The revelation in a recent New York Times story that a trusted civil rights insider and photographer, Ernest Withers, had been an FBI informant stings while reminding us how much we want to trust perceived insiders. Like Sabrina Harman and the other soldiers at Abu Graib who snapped digital photos and videos to "show what's going on" with the prison conditions that initially shocked them in late 2003, they trusted their friends and they trusted photography. They ended up with prison sentences and dishonorable discharges and left a case study of how photographs could incriminate the watcher rather than the watched. Errol Morris's film, Standard Operating Procedure (2008), puts forth his Interrotron interviews with Harman and others to examine the complexity of perceptions and digital photography and the electronic distribution of digital photography. These examples play into the surveillance model, the deeply engrained notion that some entity is watching everything we do be it parents, teachers, peers or the boss.

Leave Me Alone

P. Agre
For a more subtle aspect of watching, we contemplate the case of former UCLA associate professor Philip Agre's and his ideas about "capture". We consider the many ways our daily activities are "tracked" on from online purchasing to facebook updates to buying gasoline with a credit card. We leave an audit trail. A pile of receipts. As if to put all his theories about "grammars of action" to the ultimate test, he disappeared, walked away from his professor gig  and his apartment a year ago. His disappearance reported by the media and then resolved by the University of California Police leaves the public to ponder how easy it may or may not be for a professor or anyone to disappear. Online discussions bring up his bipolar disorder aor projections that he simply got off the grid. Whatever the case, he has left us with a real life case study of what happens when an expert defies all the capture models he'd studied and referenced in his books and publications particularly "Surveillance and Capture: Two Models of Privacy".

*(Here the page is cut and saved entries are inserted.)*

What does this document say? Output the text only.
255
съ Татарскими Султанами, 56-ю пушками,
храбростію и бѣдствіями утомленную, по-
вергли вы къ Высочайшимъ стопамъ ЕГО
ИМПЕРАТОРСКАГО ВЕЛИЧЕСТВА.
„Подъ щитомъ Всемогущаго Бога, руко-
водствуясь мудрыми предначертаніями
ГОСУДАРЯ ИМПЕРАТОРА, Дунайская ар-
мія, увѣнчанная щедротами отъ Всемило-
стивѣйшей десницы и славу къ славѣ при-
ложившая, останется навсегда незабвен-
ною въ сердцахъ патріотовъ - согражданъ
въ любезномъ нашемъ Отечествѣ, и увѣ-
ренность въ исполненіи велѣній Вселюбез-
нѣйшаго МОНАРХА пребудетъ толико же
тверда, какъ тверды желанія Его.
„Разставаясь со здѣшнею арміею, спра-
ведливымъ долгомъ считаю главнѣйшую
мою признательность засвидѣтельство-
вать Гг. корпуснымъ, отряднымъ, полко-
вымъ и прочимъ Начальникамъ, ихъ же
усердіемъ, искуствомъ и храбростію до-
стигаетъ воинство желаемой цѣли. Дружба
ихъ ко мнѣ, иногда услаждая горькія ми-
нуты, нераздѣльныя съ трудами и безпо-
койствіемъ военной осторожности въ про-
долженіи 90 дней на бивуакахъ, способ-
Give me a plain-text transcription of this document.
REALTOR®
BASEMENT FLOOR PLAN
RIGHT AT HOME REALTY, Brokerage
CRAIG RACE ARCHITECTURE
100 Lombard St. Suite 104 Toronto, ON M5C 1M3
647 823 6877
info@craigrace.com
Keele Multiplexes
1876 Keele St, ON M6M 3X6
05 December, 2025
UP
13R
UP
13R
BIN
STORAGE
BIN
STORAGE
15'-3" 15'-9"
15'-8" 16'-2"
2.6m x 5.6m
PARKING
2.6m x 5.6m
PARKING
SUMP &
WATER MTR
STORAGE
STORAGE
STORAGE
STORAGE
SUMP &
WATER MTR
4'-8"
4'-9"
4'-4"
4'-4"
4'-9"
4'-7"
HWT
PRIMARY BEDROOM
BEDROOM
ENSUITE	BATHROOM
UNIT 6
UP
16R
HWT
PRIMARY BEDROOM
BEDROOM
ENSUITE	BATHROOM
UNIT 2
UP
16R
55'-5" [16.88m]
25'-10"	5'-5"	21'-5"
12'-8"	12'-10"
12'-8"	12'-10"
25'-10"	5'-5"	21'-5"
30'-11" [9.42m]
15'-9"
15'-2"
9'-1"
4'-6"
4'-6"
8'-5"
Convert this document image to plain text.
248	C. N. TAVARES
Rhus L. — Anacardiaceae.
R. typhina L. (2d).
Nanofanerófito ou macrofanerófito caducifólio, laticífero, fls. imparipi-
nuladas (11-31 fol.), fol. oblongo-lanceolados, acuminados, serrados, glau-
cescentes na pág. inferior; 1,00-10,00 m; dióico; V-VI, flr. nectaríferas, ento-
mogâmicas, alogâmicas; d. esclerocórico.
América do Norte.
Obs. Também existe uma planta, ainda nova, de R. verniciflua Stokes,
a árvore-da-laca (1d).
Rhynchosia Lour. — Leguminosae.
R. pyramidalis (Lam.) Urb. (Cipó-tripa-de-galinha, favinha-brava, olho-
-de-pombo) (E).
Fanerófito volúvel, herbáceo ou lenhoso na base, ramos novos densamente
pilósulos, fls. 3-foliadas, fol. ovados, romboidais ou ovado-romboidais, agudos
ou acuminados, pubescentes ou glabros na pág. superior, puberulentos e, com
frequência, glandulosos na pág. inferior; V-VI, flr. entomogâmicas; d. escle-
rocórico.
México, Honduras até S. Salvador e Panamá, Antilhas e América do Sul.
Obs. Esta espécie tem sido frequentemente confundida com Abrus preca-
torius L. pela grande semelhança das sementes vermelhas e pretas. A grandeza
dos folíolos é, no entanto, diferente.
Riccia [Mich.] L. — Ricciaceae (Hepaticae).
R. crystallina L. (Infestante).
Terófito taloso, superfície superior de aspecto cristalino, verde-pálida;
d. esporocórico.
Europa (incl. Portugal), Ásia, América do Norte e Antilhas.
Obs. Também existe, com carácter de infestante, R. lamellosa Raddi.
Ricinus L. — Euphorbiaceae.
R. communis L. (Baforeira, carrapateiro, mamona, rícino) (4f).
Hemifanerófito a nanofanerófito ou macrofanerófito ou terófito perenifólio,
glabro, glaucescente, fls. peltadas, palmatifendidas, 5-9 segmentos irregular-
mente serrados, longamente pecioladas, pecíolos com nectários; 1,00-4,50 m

Saturday, September 4, 2010

Progress: Dystopia or Utopia?

The popular conception of computers reflected in the 1964 episode of The Twilight Zone "The Brain center at Whipples" shows us "the machine" as a source of problems thus expressing the anxiety over the prospect of computers displacing workers. It was in this cultural context that Doug Engelbart demonstrated the functions he envisioned a computer might perform. Known as the Mother of All Demos, his Stanford Research Institute's visionary December 9, 1968 presentation of networked computers aimed to improve "the effectiveness of intellectual workers" by helping them "share knowledge." Engelbart shows the public for the first time the functions we take we now take for granted: the mouse, video-conferencing, hyperlinks, digital text editing and online collaboration. Engelbart envisioned a utopian use of technology "toward making the most difference in improving the lot of the human race."

Ted Nelson, best known for coining the term hypertext and conceptualizing what we now know as a link on the Internet, thought computers should go beyond number crunching of IBM. He believed they should be used by all people for all things. In his book, Computer Lib/Dream Machines, he advocates for a deep understanding of computers. They should be fun and not dystopian.